Full Flavour

A mighty horn cries out into the distance, but all live in the deep valleys, where no sounds can be heard. How strange it is to suggest that, although we appear to listen, we clasp our ears tightly. When someone is talking, how often do we find that we are instead listening to our own thoughts and feelings rather than giving the other our full attention? A friend extols of some adventure he had in the morning or argues a point which he finds important. As his words come out one by one in sequence, a few are taken in but the rest are partly discarded. Our attention is distracted by our own thoughts and sentiments, urged by some inner impulse to create a response before even having ever truly listened to what was being said.

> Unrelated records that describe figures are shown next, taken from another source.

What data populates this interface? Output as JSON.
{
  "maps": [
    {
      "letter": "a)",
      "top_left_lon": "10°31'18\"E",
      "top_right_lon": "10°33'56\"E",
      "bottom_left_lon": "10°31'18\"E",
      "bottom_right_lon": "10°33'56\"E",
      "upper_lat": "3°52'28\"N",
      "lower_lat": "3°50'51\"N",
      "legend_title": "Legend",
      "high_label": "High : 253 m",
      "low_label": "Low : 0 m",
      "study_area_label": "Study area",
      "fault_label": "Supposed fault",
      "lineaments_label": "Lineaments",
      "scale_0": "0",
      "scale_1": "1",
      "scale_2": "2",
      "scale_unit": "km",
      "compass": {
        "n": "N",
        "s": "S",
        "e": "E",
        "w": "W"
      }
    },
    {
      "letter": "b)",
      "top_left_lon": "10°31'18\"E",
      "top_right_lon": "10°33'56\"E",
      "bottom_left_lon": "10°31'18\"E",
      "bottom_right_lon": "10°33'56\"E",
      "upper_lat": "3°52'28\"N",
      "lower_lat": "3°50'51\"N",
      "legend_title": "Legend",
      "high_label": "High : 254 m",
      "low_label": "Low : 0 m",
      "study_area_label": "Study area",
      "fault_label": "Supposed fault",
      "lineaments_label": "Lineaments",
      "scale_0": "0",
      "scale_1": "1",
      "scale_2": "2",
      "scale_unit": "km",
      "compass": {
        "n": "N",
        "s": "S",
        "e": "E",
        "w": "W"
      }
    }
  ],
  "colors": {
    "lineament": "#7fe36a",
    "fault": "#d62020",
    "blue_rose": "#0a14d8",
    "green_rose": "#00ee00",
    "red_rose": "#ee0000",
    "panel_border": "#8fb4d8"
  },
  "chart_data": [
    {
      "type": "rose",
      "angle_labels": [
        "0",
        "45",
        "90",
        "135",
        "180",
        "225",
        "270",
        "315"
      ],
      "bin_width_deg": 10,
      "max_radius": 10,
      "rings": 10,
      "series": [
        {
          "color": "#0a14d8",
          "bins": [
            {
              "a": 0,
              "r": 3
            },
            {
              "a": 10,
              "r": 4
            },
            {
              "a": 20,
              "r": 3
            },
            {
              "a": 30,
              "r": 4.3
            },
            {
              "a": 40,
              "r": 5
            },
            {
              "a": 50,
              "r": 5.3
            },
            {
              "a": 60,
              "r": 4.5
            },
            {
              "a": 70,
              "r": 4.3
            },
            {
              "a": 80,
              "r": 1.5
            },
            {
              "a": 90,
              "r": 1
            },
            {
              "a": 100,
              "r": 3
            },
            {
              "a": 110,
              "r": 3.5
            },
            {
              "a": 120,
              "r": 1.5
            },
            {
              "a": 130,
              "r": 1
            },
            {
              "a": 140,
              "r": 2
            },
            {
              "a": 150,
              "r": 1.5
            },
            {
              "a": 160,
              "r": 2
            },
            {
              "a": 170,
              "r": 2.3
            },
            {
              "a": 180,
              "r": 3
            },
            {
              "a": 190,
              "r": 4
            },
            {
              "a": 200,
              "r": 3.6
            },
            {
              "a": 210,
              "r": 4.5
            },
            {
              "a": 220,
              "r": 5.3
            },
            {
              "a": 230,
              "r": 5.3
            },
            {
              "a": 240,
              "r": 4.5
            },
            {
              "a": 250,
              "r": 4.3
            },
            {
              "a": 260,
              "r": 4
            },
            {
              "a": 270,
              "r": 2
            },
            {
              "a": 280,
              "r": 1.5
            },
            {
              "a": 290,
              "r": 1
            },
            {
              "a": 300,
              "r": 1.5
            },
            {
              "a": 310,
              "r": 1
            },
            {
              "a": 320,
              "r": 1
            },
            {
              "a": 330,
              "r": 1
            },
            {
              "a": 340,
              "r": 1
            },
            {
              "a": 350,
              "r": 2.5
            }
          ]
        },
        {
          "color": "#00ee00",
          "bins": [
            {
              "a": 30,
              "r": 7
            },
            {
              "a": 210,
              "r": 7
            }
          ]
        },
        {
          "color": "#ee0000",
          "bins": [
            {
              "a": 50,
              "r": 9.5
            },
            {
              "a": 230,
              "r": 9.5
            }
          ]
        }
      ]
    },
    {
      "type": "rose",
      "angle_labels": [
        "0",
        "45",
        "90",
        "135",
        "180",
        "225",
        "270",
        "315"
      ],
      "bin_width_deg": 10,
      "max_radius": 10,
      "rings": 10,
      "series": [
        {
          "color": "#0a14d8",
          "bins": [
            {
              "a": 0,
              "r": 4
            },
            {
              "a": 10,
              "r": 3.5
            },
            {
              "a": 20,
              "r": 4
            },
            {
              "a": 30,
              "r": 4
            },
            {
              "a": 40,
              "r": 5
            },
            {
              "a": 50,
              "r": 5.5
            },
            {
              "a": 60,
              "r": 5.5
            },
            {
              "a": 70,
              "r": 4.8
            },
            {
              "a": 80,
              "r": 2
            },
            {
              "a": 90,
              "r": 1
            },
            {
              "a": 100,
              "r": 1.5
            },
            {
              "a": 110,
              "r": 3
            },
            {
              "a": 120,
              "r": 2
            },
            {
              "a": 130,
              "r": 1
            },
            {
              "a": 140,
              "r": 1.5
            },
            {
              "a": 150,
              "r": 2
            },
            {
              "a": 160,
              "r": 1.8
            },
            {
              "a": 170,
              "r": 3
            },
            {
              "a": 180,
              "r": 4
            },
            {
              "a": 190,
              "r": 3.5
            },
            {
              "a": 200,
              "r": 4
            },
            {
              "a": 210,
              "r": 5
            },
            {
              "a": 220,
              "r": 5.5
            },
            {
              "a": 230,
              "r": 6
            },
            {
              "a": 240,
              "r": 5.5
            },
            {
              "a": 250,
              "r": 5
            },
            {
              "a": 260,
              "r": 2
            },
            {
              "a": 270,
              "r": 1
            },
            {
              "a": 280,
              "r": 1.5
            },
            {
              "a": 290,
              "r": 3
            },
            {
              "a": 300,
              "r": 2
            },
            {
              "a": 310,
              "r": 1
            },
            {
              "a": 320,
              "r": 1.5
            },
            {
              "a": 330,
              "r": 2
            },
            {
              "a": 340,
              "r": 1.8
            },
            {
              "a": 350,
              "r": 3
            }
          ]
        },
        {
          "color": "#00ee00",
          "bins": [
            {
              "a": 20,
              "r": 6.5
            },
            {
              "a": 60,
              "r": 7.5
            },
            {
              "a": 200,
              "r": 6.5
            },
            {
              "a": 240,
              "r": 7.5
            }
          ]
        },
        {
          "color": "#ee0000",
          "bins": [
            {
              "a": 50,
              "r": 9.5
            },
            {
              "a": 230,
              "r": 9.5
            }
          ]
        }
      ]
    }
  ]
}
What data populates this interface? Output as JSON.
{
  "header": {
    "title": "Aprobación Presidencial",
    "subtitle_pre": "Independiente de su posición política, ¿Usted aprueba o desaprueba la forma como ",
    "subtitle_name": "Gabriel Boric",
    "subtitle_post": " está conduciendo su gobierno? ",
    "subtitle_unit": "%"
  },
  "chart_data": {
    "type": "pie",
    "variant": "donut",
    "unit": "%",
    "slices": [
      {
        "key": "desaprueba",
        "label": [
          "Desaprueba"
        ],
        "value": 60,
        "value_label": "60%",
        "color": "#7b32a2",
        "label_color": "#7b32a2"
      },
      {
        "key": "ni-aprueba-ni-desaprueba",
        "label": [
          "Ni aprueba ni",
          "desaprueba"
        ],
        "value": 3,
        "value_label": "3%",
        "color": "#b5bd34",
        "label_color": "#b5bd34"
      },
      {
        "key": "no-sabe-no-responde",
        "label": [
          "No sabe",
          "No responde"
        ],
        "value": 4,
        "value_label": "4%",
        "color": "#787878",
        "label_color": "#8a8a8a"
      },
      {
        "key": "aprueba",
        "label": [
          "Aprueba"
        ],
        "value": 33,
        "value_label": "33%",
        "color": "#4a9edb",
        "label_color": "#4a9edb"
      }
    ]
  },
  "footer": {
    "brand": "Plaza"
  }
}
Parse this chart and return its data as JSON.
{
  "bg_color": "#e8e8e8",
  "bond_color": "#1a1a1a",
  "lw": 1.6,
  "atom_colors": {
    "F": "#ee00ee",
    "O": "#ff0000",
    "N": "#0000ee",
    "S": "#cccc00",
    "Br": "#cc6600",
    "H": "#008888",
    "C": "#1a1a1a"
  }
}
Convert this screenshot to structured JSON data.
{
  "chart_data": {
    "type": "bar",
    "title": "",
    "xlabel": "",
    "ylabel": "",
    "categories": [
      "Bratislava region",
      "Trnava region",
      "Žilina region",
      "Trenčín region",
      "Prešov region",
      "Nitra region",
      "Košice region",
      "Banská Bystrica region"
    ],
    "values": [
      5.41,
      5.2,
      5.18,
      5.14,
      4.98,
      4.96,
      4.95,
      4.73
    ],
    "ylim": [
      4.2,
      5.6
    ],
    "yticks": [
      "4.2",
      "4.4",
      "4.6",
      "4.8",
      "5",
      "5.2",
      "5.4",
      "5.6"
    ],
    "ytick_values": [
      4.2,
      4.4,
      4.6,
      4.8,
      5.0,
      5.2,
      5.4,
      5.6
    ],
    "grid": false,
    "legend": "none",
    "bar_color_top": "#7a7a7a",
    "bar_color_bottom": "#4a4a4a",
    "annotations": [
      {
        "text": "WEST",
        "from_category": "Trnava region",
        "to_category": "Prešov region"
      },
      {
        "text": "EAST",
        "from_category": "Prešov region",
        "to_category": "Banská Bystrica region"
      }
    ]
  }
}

The emphasis is often sparing in the moment; our thoughts go to recall the past or formulate the future. A man’s intent is scattered and without focus, paying little respect to the fruits before him and the full flavour they impart. The details overflow with nuance and subtle shades which tell us much about the context of the situation. This character, his life, how the milieu of the surroundings affect his mood, and what his relationship is with you in particular, are all small fibers of a fabric woven quite deeply for the sake of being embraced in all its rich quality. There is indeed no computer simulation which could ever hope to bring together so much breadth of data as potentially vivid as this.

Our nature tempts us to focus on the length of life and not its width. We are prone to see the horizontal quite clearly, but the vertical we miss altogether. The meaning behind all of this is not to be vague or ambiguous, obscure or imprecise. but to create a sense of curiosity in what is lost when care and respect is offered in whole to something devoid of dimension. The vertical, for example, relates to how something is done, with attention paid not only to the reason but also the intent. A man tidies his desk at work for the reason that it is, perhaps, proper to do so, expected by his colleagues, or is a habit he was taught by his grandfather. Yet the intent can connect this one action to a philosophy he lives by irrespective of time and space; an iota of effort that weaves an action back to its greater purpose.

Left alone only with reasons for what we do, the quality of our attention can drop and degenerate to mere registering of words and facts. With the intent to be alive in this moment and to listen to this emotional being before us, we are able to pick up and digest the human being in greater wholeness and fulfill our desire to respect this moment and understand more about why it is all happening. The only way to do so and open ourselves to the vertical breadth and depth of the vertical aspect of this very moment is by stopping the flow of our thoughts. By sacrificing and letting go of attention to ourselves, we demonstrate commitment to the shades of meaning imbedded in the present. It is through intentionally forgetting, or shedding, the dead part of ourselves that we are made able to remember everything else anew.

If a man works on this muscle to stop himself and all his thoughts when laying his eyes and ears onto the sights of his surroundings, and the people at his doorstep, he in turn profits in the reverse way. For while he develops active passivity by allowing himself to soak into the layers of the world, this sensibility grows in all directions and brings to bear awareness of a new and fresh form when it is time for him to speak and share of himself. He will listen to the other and the world around him as he interacts with it and respond by dynamically changing himself to meet the needs of an ever shifting environment. What else is all of this then a change of emphasis from living dry and dismal, like a stagnant character in a second-rate piece of fiction, to that of a creature worthy of being called a human being.